PBS commentator Robert Cringely has a post up this morning detailing some of the problems that large ISPs are having doing simple things like delivering their customer’s email:
Link: I, Cringely . The Pulpit . In a Jam | PBS.
Since June, he was told, Earthlink’s mail system has been so overloaded that some users have been missing up to 90 percent of their incoming e-mail. It isn’t bounced back to senders; it just disappears. And Earthlink hasn’t mentioned the problem to these affected customers unless they complain. The two groups affected are those who get their mail with an Earthlink-hosted domain and those with aliased e-mail addresses like my friend’s Blackberry.

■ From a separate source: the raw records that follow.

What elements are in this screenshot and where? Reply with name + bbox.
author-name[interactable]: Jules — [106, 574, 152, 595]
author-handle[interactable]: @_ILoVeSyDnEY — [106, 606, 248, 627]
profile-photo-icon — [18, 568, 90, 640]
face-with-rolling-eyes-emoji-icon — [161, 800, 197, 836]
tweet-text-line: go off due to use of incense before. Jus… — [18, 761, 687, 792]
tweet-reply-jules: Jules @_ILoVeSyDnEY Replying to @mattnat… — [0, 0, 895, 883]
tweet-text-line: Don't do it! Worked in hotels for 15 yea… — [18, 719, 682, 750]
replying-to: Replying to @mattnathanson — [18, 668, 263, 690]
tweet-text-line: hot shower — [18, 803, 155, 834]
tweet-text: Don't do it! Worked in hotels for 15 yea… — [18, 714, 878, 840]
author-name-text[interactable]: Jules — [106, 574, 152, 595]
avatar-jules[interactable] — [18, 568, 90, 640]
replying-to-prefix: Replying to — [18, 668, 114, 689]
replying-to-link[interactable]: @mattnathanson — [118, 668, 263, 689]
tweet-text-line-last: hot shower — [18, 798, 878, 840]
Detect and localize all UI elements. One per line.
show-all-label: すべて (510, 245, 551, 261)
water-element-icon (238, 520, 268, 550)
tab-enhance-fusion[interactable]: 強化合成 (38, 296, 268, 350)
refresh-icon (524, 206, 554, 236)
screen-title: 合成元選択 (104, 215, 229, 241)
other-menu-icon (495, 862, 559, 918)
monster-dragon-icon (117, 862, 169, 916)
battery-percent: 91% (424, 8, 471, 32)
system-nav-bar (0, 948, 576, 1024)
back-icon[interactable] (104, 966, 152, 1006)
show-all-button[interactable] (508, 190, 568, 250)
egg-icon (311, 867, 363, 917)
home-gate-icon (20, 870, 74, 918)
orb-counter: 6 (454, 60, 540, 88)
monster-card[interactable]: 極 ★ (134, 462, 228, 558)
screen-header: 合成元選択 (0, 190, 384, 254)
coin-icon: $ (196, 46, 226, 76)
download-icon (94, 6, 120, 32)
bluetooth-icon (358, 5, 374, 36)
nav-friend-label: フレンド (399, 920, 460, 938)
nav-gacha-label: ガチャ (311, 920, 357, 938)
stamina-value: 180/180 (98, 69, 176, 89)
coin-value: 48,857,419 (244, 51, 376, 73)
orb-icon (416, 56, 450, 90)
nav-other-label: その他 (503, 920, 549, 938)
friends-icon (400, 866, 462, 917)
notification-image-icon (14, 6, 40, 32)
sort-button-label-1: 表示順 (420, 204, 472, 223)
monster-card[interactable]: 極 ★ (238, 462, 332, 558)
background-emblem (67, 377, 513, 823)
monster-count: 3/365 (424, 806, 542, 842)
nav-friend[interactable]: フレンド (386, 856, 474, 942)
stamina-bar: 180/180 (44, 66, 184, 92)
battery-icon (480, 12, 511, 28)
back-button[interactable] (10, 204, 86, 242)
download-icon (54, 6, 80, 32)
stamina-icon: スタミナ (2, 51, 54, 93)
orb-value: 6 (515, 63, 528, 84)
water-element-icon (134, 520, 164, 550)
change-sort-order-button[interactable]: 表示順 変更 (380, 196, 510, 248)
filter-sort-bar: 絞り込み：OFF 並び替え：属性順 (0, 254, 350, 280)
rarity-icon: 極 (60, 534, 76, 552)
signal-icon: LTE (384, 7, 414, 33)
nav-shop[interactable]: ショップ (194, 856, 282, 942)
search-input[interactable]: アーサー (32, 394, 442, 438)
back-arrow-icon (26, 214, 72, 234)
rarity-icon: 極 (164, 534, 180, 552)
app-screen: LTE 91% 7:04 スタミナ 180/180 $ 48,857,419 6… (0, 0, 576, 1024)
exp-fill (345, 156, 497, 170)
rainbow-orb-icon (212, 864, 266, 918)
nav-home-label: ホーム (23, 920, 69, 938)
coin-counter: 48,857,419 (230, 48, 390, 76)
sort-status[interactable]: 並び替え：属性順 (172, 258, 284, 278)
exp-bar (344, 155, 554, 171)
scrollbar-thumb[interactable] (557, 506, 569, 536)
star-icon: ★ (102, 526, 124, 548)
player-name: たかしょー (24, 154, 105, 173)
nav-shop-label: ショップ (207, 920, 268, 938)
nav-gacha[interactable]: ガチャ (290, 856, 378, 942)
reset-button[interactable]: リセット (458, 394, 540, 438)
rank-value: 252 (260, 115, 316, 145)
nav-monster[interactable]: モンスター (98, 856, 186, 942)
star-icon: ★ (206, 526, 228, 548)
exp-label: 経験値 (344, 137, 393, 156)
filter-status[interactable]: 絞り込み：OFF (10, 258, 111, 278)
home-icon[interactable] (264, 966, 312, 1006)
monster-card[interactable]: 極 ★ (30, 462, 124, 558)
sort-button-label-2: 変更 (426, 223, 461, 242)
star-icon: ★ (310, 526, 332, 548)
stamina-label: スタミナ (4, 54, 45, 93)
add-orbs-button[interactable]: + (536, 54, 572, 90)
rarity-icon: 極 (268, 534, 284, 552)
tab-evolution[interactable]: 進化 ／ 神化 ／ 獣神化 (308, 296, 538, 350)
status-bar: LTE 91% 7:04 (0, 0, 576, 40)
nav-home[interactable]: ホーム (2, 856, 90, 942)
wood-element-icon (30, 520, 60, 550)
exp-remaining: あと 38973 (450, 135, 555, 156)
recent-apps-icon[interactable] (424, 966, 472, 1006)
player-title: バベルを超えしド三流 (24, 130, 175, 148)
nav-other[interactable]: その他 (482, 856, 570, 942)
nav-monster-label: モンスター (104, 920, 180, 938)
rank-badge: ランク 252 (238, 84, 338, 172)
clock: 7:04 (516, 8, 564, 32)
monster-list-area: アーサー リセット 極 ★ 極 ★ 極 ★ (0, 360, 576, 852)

Were they thinking these thousands of affected customers simply wouldn’t notice? And what about those customers whose livelihood depends on e-mail communication? There are both ethical and business questions here and Earthlink doesn’t look good on either scale. Fortunately the company says it is installing new software and hopes to have the problem resolved before the end of the year. Lucky us.
The real scandal here, as Cringley points out, is the fact that the email delivery failed silently without notifying either the sender or the receipient that something had gone wrong.
I’ve pretty much given up on email from my ISP. It makes no difference which one I’m using at the moment. I’ve had much better luck getting my own domain (like http://www.entangledstates.org or http://www.wnknisely.org) and then setting them so that email for those domains is sent to a service provider that specializes in email.
The two that I specifically use are Fastmail and Tuffmail. Fastmail works great for individual accounts and is relatively cheaper per year. Tuffmail is great for business email accounts (it handles multiple users on one domain more easily) but is a little more expensive. Both are less than $200/year with all the bells and whistles. (When one depends on email, that’s a bargain for spam free, reliable, industrial strength service.)
Perhaps Earthlink, Verizon, Cox, etc will get their system fixed. But rather than wait around on it, look into getting an email account from one of the above – or even from Gmail. It makes life every so much better.